Geraldine Moffat (1943- ) as Madge Gorman
A constant presence on 60s and 70s TV in usually glamorous, often untrustworthy roles, Ms Moffat notched up appearances in many of the glossy ITC shows: Danger Man, The Baron, Strange Report, UFO, Department S, The Persuaders, Jason King and The Protectors, and in a similarly culty vein Adam Adamant Lives!, Out of the Unknown, The New Avengers and The Sweeney – though it’s her role in a cult movie, Get Carter, for which she’s probably best remembered. She also notched up appearances in Emergency Ward 10, four Wednesday Plays, Paul Temple, Z Cars, Six Days of Justice, Within These Walls and Coronation Street. But her most significant contribution to popular culture is her sons, Sam and Dan Houser, the video game creators behind the phenomenally popular Grand Theft Auto games (Ms Moffat contributed a voice cameo to the fifth in the series).
Some excellent faces this week, not least the extraordinarily careworn countenance of our foreman (bottom left in the top image) whose many screen appearances include bit parts in Crossroads, Mr Rose, The Liver Birds, GBH, Making Out, Heartbeat, Coronation Street, the 1993 movie of The Secret Garden and Peter Greenaway’s Drowning by Numbers, and he later returns to Crown Court as an usher.
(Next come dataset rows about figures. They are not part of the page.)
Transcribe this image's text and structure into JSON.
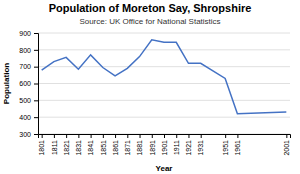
{
  "chart_data": {
    "type": "line",
    "title": "Population of Moreton Say, Shropshire",
    "subtitle": "Source: UK Office for National Statistics",
    "xlabel": "Year",
    "ylabel": "Population",
    "x": [
      1801,
      1811,
      1821,
      1831,
      1841,
      1851,
      1861,
      1871,
      1881,
      1891,
      1901,
      1911,
      1921,
      1931,
      1951,
      1961,
      2001
    ],
    "values": [
      680,
      730,
      755,
      685,
      770,
      695,
      645,
      690,
      760,
      860,
      845,
      845,
      720,
      720,
      630,
      420,
      430
    ],
    "color": "#4472C4",
    "xlim": [
      1798,
      2004
    ],
    "xticks": [
      1801,
      1811,
      1821,
      1831,
      1841,
      1851,
      1861,
      1871,
      1881,
      1891,
      1901,
      1911,
      1921,
      1931,
      1951,
      1961,
      2001
    ],
    "ylim": [
      300,
      900
    ],
    "yticks": [
      300,
      400,
      500,
      600,
      700,
      800,
      900
    ],
    "grid": true
  }
}
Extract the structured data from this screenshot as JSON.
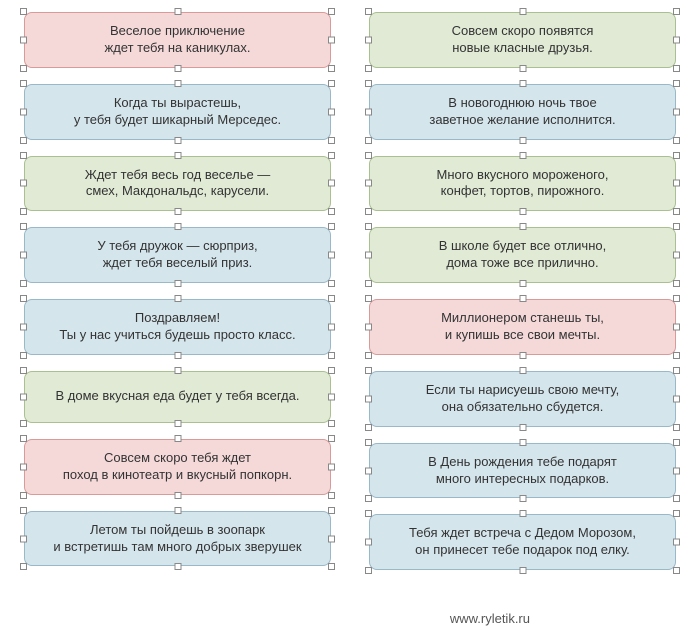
{
  "colors": {
    "pink": {
      "bg": "#f5d9d9",
      "border": "#d99a9a"
    },
    "blue": {
      "bg": "#d5e5ec",
      "border": "#99b8c8"
    },
    "green": {
      "bg": "#e0ead5",
      "border": "#aac090"
    }
  },
  "left": [
    {
      "key": "pink",
      "line1": "Веселое приключение",
      "line2": "ждет тебя на каникулах."
    },
    {
      "key": "blue",
      "line1": "Когда ты вырастешь,",
      "line2": "у тебя будет шикарный Мерседес."
    },
    {
      "key": "green",
      "line1": "Ждет тебя весь год веселье —",
      "line2": "смех, Макдональдс, карусели."
    },
    {
      "key": "blue",
      "line1": "У тебя дружок — сюрприз,",
      "line2": "ждет тебя веселый приз."
    },
    {
      "key": "blue",
      "line1": "Поздравляем!",
      "line2": "Ты у нас учиться будешь просто класс."
    },
    {
      "key": "green",
      "line1": "В доме вкусная еда будет у тебя всегда.",
      "line2": ""
    },
    {
      "key": "pink",
      "line1": "Совсем скоро тебя ждет",
      "line2": "поход в кинотеатр и вкусный попкорн."
    },
    {
      "key": "blue",
      "line1": "Летом ты пойдешь в зоопарк",
      "line2": "и встретишь там много добрых зверушек"
    }
  ],
  "right": [
    {
      "key": "green",
      "line1": "Совсем скоро появятся",
      "line2": "новые класные друзья."
    },
    {
      "key": "blue",
      "line1": "В новогоднюю ночь твое",
      "line2": "заветное желание исполнится."
    },
    {
      "key": "green",
      "line1": "Много вкусного мороженого,",
      "line2": "конфет, тортов, пирожного."
    },
    {
      "key": "green",
      "line1": "В школе будет все отлично,",
      "line2": "дома тоже все прилично."
    },
    {
      "key": "pink",
      "line1": "Миллионером станешь ты,",
      "line2": "и купишь все свои мечты."
    },
    {
      "key": "blue",
      "line1": "Если ты нарисуешь свою мечту,",
      "line2": "она обязательно сбудется."
    },
    {
      "key": "blue",
      "line1": "В День рождения тебе подарят",
      "line2": "много интересных подарков."
    },
    {
      "key": "blue",
      "line1": "Тебя ждет встреча с Дедом Морозом,",
      "line2": "он принесет тебе подарок под елку."
    }
  ],
  "footer": "www.ryletik.ru"
}
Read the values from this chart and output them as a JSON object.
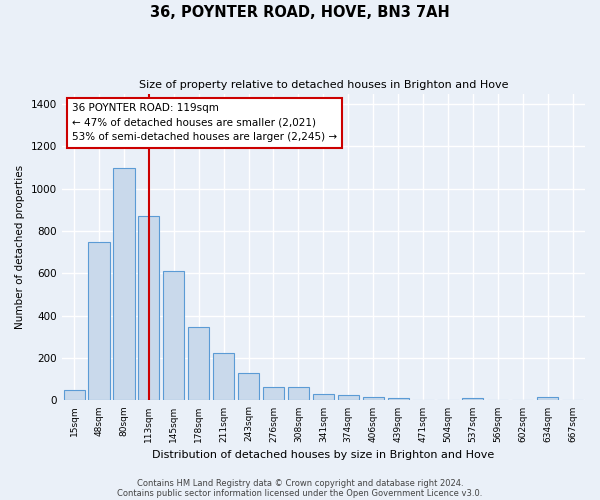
{
  "title": "36, POYNTER ROAD, HOVE, BN3 7AH",
  "subtitle": "Size of property relative to detached houses in Brighton and Hove",
  "xlabel": "Distribution of detached houses by size in Brighton and Hove",
  "ylabel": "Number of detached properties",
  "footer1": "Contains HM Land Registry data © Crown copyright and database right 2024.",
  "footer2": "Contains public sector information licensed under the Open Government Licence v3.0.",
  "categories": [
    "15sqm",
    "48sqm",
    "80sqm",
    "113sqm",
    "145sqm",
    "178sqm",
    "211sqm",
    "243sqm",
    "276sqm",
    "308sqm",
    "341sqm",
    "374sqm",
    "406sqm",
    "439sqm",
    "471sqm",
    "504sqm",
    "537sqm",
    "569sqm",
    "602sqm",
    "634sqm",
    "667sqm"
  ],
  "values": [
    50,
    750,
    1100,
    870,
    610,
    345,
    225,
    130,
    63,
    65,
    30,
    28,
    18,
    12,
    0,
    0,
    10,
    0,
    0,
    15,
    0
  ],
  "bar_color": "#c9d9eb",
  "bar_edge_color": "#5b9bd5",
  "annotation_text": "36 POYNTER ROAD: 119sqm\n← 47% of detached houses are smaller (2,021)\n53% of semi-detached houses are larger (2,245) →",
  "vline_x_index": 3,
  "vline_color": "#cc0000",
  "annotation_box_facecolor": "#ffffff",
  "annotation_box_edgecolor": "#cc0000",
  "bg_color": "#eaf0f8",
  "plot_bg_color": "#eaf0f8",
  "grid_color": "#ffffff",
  "ylim": [
    0,
    1450
  ],
  "yticks": [
    0,
    200,
    400,
    600,
    800,
    1000,
    1200,
    1400
  ]
}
My favourites this week are the two ladies at the back with the stratospheric hairdos and imperious demeanour, particularly the one with the streak. Here’s a better look at her. Majestic.
The verdict (highlight to reveal): Guilty. Both brothers are sentenced to eight years in prison.
- Coincidentally, the hugely popular Thames sitcom Love Thy Neighbour began its third series this week.
- The episodes don’t begin with the usual montage of black and white photos – instead the voiceover plays over muted action in the courtroom.
- The Thornton brothers are employees of Bakerbuild, a company that was previously featured in Sean Hignett’s Case 16: A Public Mischief.
- SWEARWATCH: We get an “effing” and three “bloody”s.
Well, the good news is that Sean Hignett’s previous Crown Court is no longer the most boring case to date. This one has all the ingredients needed to be gripping: Long-simmering resentments leading up to a violent crime, complicated relationships between the characters… and yet it’s utterly flat and lifeless. The fact that only four people appear in the witness box over the course of the three episodes gives an indication of the glacial pace, and they all seem to have been directed to give the least interesting performance possible. For some unknown reason Warren Clarke’s saddled with a Scottish accent that he seriously struggles to maintain, and Tony Doyle in particular is completely soporific. Only Dorothy Vernon really brings any life to the proceedings. And the character who would have been guaranteed to liven things up, domineering Ma Thornton, remains frustratingly offstage (not even existing as a suitably baleful extra in the public gallery). And the choice to begin each part with scenes in the court we can’t hear (and have Parts 1 and 3 fade out while Mr Justice Waddington is speaking) is just frustrating. This is one of the few times that Crown Court lives up to its popular reputation of being a complete snooze.